Bog bowed. “Everything is going according to plan, good friend.”

“And what does that mean?” Sauro asked. Bog was always vague. He seemed to think that if he wasn’t pinned down, he could be seen as marvelously efficient.

“The Jedi is under surveillance. The sensor tag adhered to his boot as he stepped forward to greet me, just as I’d planned. Unfortunately a seeker droid tracking him—because I
believe in backup—met an unfortunate accident. Smashed into a building. The traffic in the space lanes is unruly because of this situation—”

“You idiot, it smashed into a building because the Jedi wanted it to,” Sauro said. “It wasn’t an accident. If you’ve got a sensor in his boot, what do you need a
seeker for? He’ll spot it no matter what it does. Just track him with the sensor. Where is he?”

“In the Hundred Seventh District. It’s in the northwest area of the city—”

“I don’t care where it is—I want to know if he’s found anything!”

“Hard to know,” Bog said.

“It’s your job to know,” Sauro said irritably. “Find out.”

He cut the communication abruptly. He’d have to monitor Bog more closely. Sauro himself didn’t get where he was today by underestimating a Jedi, even a failed Jedi like Ferus
Olin.

He swung his datapad closer. He tapped on the keys. He was taking no chances. He doubted that Ferus Olin was following the Emperor’s orders without his own plan.
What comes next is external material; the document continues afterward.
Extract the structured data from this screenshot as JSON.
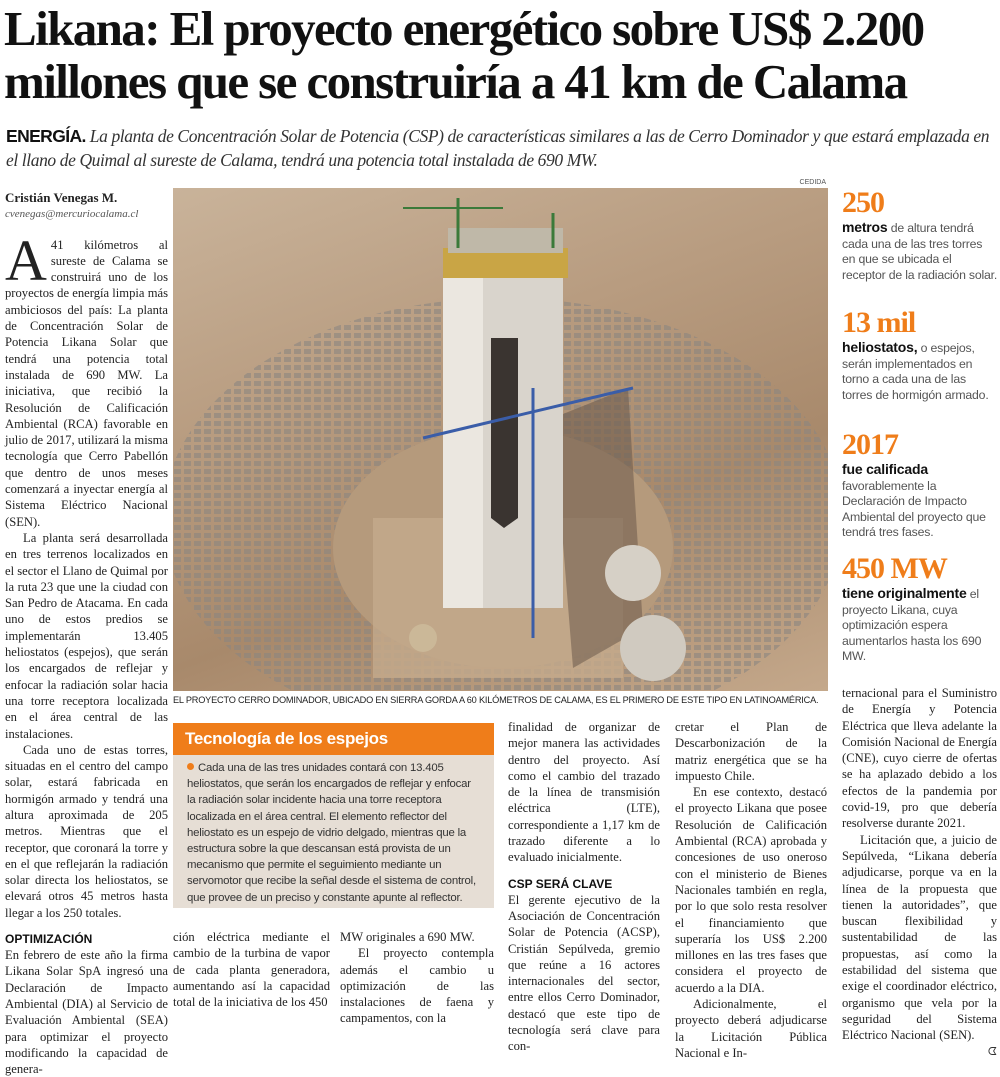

Sauro placed a secret code in his files. A neat booby trap. If someone tried unauthorized access, he’d know it immediately.

No one must be allowed to interfere with his plans.

Wil and Amie dropped Solace, Trever, and Oryon off on a bluff overlooking the Imperial hangar and adjacent landing platform. Due to the large number of vehicles and troops
needed for the garrison, it had been built on the outskirts of Ussa, on an empty plain that stretched toward the foothills. Solace, Oryon, and Trever lay flat, watching the traffic below.

“If we can get to the holding pen for the airspeeder transports, we can go in that hangar door,” Solace said. “It’s not being used that much.”

To Trever, it looked as though it was being used every few minutes. Leave it to a Jedi to say something was easy when it was so clearly impossible.

Solace gave him one of her rare smiles. “I can see you doubt me.”

“I never argue with you or Ferus,” Trever said. “What’s the point?”

“Good philosophy.” Solace slipped her liquid cable out of her utility belt. “Ready?”

Oryon nodded. “I’ll take Trever.”

Great. The next thing Trever knew, he was hanging on to the strong broad back of Oryon and falling through thin air, the wind whistling past his ears. They landed on the ground with a bump. They
were concealed here by boulders, and they quickly snaked through them until they were close to the hangar door.

Two stormtroopers were conferring near the entry. After a moment, they both turned to walk inside.